Provided that if any of the conditions laid down in the proviso to clause (xiii) or the proviso to clause (xiv) to section 47 are not complied with, the set off of loss or allowance of depreciation made in any previous year in the hands of the successor company, shall be deemed to be the income of the company chargeable to tax in the year in which such conditions are not complied with.

Section 72A(6A) of Income Tax Act

Where there has been reorganisation of business whereby a private company or unlisted public company is succeeded by a limited liability partnership fulfilling the conditions laid down in the proviso to clause (xiiib) of section 47, then, notwithstanding anything contained in any other provision of this Act, the accumulated loss and the unabsorbed depreciation of the predecessor company, shall be deemed to be the loss or allowance for depreciation of the successor limited liability partnership for the purpose of the previous year in which business reorganisation was effected and other provisions of this Act relating to set off and carry forward of loss and allowance for depreciation shall apply accordingly :

Provided that if any of the conditions laid down in the proviso to clause (xiiib) of section 47 are not complied with, the set off of loss or allowance of depreciation made in any previous year in the hands of the successor limited liability partnership, shall be deemed to be the income of the limited liability partnership chargeable to tax in the year in which such conditions are not complied with.

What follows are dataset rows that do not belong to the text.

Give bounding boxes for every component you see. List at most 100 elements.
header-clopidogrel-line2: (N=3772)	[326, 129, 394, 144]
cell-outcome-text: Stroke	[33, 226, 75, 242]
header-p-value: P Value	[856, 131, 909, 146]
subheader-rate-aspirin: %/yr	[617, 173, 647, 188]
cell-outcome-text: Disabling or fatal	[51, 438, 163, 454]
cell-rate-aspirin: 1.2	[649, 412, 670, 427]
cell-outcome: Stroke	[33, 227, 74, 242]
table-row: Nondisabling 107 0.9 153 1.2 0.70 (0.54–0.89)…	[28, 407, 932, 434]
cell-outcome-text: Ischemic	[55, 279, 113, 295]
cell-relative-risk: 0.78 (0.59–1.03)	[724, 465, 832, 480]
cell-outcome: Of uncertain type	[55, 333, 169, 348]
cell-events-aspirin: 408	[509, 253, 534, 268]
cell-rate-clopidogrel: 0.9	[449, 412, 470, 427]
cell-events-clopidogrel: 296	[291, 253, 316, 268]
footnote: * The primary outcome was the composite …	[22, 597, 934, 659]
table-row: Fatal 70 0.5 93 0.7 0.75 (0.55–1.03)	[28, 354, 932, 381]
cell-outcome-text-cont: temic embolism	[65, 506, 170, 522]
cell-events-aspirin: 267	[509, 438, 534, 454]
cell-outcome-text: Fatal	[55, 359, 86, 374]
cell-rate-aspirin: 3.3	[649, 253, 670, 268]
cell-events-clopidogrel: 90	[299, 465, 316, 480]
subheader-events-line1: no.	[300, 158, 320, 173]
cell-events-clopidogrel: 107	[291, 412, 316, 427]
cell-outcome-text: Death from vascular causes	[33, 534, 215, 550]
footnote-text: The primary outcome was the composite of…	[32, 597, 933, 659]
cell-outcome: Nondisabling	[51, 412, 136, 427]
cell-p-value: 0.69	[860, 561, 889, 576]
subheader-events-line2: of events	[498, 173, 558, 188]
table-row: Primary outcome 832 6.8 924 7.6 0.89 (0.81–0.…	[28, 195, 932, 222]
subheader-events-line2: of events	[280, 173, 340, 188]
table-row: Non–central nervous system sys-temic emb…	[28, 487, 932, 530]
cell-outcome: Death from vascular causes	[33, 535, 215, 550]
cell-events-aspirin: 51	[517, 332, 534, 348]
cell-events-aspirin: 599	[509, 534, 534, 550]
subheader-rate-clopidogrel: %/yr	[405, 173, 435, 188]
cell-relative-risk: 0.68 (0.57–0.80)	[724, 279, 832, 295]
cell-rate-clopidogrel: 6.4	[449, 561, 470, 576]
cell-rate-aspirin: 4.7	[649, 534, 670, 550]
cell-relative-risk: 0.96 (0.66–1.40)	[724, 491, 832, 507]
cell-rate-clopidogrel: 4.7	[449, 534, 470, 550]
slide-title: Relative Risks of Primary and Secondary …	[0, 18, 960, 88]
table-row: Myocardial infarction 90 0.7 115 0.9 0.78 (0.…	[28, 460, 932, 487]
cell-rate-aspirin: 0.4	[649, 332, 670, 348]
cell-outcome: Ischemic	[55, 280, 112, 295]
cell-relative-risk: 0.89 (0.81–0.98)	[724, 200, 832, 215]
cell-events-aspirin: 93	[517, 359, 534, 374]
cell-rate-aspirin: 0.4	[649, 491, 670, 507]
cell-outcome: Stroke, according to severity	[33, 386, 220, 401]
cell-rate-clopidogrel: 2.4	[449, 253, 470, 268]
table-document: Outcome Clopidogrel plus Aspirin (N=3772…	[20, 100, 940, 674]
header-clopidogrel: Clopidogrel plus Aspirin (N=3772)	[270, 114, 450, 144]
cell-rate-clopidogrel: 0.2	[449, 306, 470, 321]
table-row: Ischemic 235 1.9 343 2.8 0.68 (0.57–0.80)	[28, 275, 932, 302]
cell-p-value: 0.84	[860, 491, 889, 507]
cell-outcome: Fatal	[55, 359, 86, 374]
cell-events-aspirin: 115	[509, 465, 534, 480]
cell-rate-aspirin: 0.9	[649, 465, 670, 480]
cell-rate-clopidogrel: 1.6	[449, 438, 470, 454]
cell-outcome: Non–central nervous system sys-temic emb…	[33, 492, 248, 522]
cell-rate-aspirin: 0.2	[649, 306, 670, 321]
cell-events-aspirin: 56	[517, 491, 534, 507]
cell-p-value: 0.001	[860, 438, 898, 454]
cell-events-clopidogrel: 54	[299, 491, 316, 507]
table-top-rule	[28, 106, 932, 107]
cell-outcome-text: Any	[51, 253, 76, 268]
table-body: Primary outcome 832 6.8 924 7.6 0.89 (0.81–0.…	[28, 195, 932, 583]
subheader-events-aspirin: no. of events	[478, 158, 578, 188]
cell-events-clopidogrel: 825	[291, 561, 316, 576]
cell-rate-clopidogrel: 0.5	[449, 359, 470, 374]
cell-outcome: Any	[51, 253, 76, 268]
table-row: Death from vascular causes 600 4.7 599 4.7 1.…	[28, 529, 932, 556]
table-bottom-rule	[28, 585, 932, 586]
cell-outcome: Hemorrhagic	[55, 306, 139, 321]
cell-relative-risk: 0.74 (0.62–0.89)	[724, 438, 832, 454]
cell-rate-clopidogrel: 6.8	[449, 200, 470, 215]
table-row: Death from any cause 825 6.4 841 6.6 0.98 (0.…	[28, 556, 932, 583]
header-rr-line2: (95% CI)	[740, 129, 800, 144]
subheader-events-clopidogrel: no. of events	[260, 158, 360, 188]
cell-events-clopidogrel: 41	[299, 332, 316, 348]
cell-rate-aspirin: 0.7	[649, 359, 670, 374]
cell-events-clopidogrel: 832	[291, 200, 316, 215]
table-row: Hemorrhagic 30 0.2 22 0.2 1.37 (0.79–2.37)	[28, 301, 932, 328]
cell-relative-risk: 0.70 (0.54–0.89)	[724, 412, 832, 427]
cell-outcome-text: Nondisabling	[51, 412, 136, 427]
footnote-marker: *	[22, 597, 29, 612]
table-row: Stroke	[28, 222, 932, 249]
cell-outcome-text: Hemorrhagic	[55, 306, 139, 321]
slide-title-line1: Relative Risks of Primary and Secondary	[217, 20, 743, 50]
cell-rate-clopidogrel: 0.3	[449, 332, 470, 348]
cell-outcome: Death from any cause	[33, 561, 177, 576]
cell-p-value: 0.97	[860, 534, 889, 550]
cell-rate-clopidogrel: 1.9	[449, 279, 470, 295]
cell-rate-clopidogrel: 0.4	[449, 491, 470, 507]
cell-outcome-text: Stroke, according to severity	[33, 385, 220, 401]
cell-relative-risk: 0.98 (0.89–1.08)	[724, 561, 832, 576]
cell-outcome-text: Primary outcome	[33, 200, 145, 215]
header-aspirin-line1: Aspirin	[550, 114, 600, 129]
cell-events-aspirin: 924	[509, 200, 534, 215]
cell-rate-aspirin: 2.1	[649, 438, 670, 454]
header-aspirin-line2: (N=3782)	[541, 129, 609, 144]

Section 72A(7) of Income Tax Act

For the purposes of this section,—

(a) “accumulated loss” means so much of the loss of the predecessor firm or the proprietary concern or the private company or unlisted public company before conversion into limited liability partnership or the amalgamating company or the demerged company, as the case may be, under the head “Profits and gains of business or profession” (not being a loss sustained in a speculation business) which such predecessor firm or the proprietary concern or the company or amalgamating company or demerged company, would have been entitled to carry forward and set off under the provisions of section 72 if the reorganisation of business or conversion or amalgamation or demerger had not taken place;

(aa) “industrial undertaking” means any undertaking which is engaged in—

  • (i) the manufacture or processing of goods; or
  • (ii) the manufacture of computer software; or
  • (iii) the business of generation or distribution of electricity or any other form of power; or
  • (iiia) the business of providing telecommunication services, whether basic or cellular, including radio paging, domestic satellite service, network of trunking, broadband network and internet services; or
  • (iv) mining; or
  • (v) the construction of ships, aircrafts or rail systems;

(b) “unabsorbed depreciation” means so much of the allowance for depreciation of the predecessor firm or the proprietary concern or the private company or unlisted public company before conversion into limited liability partnership or the amalgamating company or the demerged company, as the case may be, which remains to be allowed and which would have been allowed to the predecessor firm or the proprietary concern or the company or amalgamating company or demerged company, as the case may be, under the provisions of this Act, if the reorganisation of business or conversion or amalgamation or demerger had not taken place;

(c) “specified bank” means the State Bank of India constituted under the State Bank of India Act, 1955 (23 of 1955) or a subsidiary bank as defined in the State Bank of India (Subsidiary Banks) Act, 1959 (38 of 1959) or a corresponding new bank constituted under section 3 of the Banking Companies (Acquisition and Transfer of Undertakings) Act, 1970 (5 of 1970) or under section 3 of the Banking Companies (Acquisition and Transfer of Undertakings) Act, 1980 (40 of 1980).